Once Pete discovers that Mike is responsible for the death of Melquiades, the movie really kicks into gear. Pete kidnaps Mike and the two set off for Mexico on horseback (pursued by the Border Patrol) to fulfill a promise to bury Mel (the third titular burial) in his hometown of Jiminez. But this is not a story of vengeance, rather, it is a story of redemption. The story is almost completely linear from here on out and the small town setting is replaced by beautiful countryside. There are lots of long lingering shots of the landscapes that underscore the nature of this journey. It is a journey of redemption as Mike must literally walk in Mel's shoes.

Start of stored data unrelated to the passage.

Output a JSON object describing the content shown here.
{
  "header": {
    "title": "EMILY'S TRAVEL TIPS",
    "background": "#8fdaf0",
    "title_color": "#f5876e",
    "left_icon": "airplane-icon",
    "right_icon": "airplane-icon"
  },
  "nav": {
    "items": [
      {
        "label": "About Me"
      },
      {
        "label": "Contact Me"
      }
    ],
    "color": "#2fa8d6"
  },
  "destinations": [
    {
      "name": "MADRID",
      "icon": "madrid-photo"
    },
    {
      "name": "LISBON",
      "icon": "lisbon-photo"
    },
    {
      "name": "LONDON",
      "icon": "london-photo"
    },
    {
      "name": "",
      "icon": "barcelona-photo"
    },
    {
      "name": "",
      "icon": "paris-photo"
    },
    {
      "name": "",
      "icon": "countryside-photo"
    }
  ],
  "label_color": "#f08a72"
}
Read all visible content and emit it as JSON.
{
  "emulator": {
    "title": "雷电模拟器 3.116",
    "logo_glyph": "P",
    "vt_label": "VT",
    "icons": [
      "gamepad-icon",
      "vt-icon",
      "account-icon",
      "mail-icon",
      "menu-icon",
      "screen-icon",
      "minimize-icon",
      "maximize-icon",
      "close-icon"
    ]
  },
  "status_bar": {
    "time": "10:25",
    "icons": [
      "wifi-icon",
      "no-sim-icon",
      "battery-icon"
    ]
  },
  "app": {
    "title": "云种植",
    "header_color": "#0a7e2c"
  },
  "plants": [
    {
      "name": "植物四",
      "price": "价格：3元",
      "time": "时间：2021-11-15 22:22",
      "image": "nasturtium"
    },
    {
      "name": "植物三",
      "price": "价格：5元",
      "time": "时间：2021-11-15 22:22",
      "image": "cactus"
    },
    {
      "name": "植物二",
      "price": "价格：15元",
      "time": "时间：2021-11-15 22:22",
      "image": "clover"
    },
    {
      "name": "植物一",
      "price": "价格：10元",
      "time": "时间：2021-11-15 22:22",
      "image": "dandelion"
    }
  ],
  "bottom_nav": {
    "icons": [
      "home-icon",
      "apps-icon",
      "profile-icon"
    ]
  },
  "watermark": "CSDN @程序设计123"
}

When so many movies are filled with death left and right, it is refreshing to see a movie that focuses on the effects of one man's death, a seemingly "unimportant" man, on the lives of those around him. The movie is a demonstration of the importance of every man's life. It also shows the absurdity of life and death (the movie is filled with black humor such as when Pete pumps antifreeze into the mouth of his friend's corpse in order to preserve it for the remainder of the journey). It shows the importance of relationships (see the haunting request of the old man who had no one). It shows a moving journey of redemption. And it teaches one to value the good things in life (a soap opera plays a touching role in Mike's journey). It is filled with interesting characters who are connected in unexpected, but not coincidental, ways.

Judging by box office receipts, very few people have seen (or are even aware of) this movie, which is why I have spent more time than usual describing the plot. I strongly encourage everyone who has the chance to to see this movie.